Bakhmetevsky Bus Garage
From Wikipedia, the free encyclopedia
Bakhmetevsky Bus Garage was a public bus garage in Moscow, designed in 1926 by the architect Konstantin Melnikov and the engineer Vladimir Shukhov. The building, completed in 1927, was an early example of applying avant-garde architectural methodes to an industrial facility.
Contents |
[edit] Original design
In 1925, Melnikov travelled to Paris, supervising construction of his Soviet Pavillion at the Exposition Internationale des Arts Décoratifs et Industriels Modernes. There, he received private commissions for garage buildings integrated with bridges over Seine river. These drafts never got beyond concept stage, however, Melnikov found an economical layout that enabled parking large number of cars without ever using reverse gear.
Back in Moscow, Melnikov saw a new fleet of Leyland buses tucked into a narrow yard in Bolshaya Ordynka Street. He approached city transportation board and quickly sold his idea for a free-flow garage. It was built on a large lot in Bakhmetevskaya Street, 11 (then a working class suburb north from Garden Ring; later, the street was renamed Obraztsova Street). Roof structure was designed by Vladimir Shukhov; next year, Melnikov and Shukhov worked together on another building, a horseshoe-shaped Novo-Ryazanskaya Street Truck Garage. Bakhmetevsky garage housed 104 buses on an area of 8500 square meters.
Bakhmetevsky Garage, sometimes associated with constructivist architecture, was in fact styled in an indefinite red-brick industrial livery; circular windows in the attic are the only avant-garde features (and even these were destroyed decades ago).
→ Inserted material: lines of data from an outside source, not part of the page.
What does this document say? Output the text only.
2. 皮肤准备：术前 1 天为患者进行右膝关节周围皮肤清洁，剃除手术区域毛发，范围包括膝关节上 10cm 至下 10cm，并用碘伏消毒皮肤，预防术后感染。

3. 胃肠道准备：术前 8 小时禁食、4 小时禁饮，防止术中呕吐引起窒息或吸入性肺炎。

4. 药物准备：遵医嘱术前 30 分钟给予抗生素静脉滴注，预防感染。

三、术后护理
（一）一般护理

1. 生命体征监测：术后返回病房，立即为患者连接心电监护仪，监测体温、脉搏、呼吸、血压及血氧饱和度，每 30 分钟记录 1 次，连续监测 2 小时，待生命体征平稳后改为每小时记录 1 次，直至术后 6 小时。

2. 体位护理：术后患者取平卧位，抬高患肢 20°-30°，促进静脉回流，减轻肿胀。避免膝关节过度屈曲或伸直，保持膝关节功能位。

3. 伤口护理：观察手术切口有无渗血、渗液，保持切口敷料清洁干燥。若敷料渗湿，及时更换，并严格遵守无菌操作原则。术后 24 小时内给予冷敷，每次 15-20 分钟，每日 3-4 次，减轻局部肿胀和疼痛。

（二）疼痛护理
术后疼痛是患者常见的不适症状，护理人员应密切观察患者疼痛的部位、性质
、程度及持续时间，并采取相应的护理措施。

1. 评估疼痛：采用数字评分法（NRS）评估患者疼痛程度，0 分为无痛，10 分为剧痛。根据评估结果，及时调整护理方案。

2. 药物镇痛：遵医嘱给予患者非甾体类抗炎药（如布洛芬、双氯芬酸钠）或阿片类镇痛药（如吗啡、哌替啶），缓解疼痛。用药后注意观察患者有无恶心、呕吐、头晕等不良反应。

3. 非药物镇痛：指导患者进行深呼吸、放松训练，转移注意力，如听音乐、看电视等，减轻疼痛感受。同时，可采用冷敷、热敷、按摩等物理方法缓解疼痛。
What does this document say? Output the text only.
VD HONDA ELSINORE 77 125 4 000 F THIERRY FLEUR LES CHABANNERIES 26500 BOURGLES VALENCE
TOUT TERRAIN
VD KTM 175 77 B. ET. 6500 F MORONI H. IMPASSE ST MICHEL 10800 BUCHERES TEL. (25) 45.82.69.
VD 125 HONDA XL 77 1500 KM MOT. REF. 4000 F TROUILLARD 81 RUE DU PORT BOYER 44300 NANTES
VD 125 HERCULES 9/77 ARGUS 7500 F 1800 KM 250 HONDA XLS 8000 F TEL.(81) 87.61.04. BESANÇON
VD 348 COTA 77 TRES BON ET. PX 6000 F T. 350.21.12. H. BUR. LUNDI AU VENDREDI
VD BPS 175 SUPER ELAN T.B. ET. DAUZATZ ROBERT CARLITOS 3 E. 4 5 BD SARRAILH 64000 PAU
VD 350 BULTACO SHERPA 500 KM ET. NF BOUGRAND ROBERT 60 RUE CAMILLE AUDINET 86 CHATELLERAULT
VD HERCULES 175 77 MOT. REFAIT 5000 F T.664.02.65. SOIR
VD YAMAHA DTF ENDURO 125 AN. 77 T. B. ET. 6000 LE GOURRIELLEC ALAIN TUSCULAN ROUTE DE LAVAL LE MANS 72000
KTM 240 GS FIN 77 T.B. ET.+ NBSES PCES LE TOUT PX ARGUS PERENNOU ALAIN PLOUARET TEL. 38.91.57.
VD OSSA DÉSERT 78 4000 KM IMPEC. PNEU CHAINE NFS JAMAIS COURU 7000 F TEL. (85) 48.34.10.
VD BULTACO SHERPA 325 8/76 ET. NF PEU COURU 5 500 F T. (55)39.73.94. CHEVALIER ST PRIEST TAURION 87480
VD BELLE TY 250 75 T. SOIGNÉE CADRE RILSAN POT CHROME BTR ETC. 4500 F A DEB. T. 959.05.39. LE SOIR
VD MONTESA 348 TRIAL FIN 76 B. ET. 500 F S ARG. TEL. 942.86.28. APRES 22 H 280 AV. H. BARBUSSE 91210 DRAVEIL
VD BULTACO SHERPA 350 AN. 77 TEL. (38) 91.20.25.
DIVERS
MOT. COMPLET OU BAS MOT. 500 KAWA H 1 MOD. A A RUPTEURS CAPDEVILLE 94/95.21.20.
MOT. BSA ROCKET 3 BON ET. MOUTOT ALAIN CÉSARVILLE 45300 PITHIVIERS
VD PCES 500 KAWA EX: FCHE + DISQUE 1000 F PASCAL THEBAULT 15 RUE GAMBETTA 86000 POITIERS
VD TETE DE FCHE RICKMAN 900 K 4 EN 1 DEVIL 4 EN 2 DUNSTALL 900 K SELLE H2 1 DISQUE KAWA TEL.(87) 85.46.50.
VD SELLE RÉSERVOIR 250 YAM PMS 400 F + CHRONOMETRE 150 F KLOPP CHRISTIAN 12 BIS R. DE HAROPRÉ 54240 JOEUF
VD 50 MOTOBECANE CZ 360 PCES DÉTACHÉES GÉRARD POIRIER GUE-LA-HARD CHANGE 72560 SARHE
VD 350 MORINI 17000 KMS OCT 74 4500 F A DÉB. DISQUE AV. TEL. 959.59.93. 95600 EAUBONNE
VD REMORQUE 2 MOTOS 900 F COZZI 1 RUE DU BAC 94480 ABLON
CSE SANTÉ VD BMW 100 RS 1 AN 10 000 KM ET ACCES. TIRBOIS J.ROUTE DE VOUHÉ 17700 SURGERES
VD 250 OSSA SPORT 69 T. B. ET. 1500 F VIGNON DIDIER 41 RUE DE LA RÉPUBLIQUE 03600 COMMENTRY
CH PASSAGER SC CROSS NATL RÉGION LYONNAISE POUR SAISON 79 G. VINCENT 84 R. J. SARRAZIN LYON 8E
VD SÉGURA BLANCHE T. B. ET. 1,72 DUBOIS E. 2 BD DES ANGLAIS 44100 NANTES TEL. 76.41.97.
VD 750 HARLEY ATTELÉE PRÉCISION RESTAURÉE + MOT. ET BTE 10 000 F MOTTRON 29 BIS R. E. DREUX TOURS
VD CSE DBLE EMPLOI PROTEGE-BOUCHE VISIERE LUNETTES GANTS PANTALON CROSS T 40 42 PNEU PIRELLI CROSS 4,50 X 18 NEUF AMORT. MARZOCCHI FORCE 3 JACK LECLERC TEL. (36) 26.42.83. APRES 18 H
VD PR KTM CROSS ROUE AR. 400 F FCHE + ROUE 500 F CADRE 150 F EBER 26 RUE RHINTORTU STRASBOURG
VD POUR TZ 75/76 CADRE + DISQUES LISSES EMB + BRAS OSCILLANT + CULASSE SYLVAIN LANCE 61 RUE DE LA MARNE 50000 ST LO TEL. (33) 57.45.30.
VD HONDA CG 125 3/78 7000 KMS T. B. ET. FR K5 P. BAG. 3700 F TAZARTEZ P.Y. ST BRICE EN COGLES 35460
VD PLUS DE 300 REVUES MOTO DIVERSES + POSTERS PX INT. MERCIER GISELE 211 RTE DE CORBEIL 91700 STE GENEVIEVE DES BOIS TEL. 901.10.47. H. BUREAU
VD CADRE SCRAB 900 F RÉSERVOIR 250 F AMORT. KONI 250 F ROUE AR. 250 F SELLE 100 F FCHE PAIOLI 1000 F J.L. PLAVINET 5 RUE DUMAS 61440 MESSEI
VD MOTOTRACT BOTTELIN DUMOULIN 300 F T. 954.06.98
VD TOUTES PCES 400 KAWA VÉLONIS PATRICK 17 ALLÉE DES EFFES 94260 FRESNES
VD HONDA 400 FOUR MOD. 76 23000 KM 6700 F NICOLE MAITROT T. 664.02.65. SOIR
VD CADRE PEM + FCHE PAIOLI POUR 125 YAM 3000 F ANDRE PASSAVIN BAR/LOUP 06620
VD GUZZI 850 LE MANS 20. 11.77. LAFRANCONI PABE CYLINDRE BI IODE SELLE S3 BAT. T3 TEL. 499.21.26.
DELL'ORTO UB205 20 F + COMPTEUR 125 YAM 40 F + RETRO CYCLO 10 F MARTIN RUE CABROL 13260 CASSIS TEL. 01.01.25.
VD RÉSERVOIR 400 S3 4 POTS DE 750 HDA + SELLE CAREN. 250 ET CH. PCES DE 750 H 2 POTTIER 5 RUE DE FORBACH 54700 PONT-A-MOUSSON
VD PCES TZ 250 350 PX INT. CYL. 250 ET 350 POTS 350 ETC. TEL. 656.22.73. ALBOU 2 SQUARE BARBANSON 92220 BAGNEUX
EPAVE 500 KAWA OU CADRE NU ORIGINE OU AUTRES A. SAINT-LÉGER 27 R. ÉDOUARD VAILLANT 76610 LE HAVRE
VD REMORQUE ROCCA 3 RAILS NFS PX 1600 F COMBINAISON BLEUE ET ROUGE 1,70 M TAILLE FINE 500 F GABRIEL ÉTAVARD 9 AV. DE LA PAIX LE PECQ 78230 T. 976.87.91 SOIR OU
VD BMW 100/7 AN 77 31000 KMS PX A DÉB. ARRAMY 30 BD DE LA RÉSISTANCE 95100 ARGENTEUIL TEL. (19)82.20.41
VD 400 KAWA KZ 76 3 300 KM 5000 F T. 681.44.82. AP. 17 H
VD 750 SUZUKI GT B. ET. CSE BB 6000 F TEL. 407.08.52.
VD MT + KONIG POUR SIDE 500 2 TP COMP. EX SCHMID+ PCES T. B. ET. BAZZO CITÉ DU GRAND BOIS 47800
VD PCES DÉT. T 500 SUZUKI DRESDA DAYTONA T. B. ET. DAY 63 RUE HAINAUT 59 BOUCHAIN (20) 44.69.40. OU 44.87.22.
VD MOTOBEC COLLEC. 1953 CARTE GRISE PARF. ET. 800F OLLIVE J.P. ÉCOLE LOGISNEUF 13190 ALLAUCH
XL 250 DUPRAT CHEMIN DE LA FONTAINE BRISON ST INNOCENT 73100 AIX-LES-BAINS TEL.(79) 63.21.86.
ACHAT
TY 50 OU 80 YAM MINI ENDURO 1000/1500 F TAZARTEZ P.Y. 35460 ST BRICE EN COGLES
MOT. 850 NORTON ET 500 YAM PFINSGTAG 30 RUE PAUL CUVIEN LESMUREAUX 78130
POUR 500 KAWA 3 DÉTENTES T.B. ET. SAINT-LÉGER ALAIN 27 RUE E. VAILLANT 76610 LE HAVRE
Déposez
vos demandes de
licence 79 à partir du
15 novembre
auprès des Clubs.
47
What makes it stand out as an avant-garde landmark is its unorthodox, parallelogram-shaped floorplan and the subsequent influence on later industrial designs.
[edit] Later development
The whole project was more than just a garage. Melnikov also designed workshops and office buildings on the same lot, filling the irregular voids made by placing a parallelogram-shaped garage on a larger, rectangular lot. His original, unpublished 1927 master plan was found in 1999, in preparation to Melnikov memorial exhibition, and served as a base for 2003 redevelopment plan. However, in 1928 Melnikov changed this plan, and, after completing the office buiding himself, passed construction management to Andrey Kurochkin.
[edit] Preservation attempts
In 1990, the ageing Garage was listed as an architectural memorial. In 2001, bus company vacated the building and the City Hall donated it to Moscow Hasidic Jewish Community Center for redevelopment, on condition that the Community Center builds a public school on the same lot and returns it to the City. Community Center approached architect Alexey Vorontsov to design the whole project. Before the drafts were completed, in 2001, the builders removed the roofing and began disassembly of Shukhov's roof trusses, destroying eight spans. Public intervention suspended further destruction; Vorontsov persuaded the client to hire a professional restoration bureau to assess the extent and cost of preservation. Eventually, in 2003 Community Center and the authorities agreed upon a compromise development plan by Vorontsov that would retain original exterior walls. The future public school would incorporate the facade of Melnikov's 1928 office building.
As of March, 2007, the building behind the wall looks as abandoned as it was in 2001, with no sign of construction crew. Nearby billboard indicates that construction is scheduled to complete in 2010.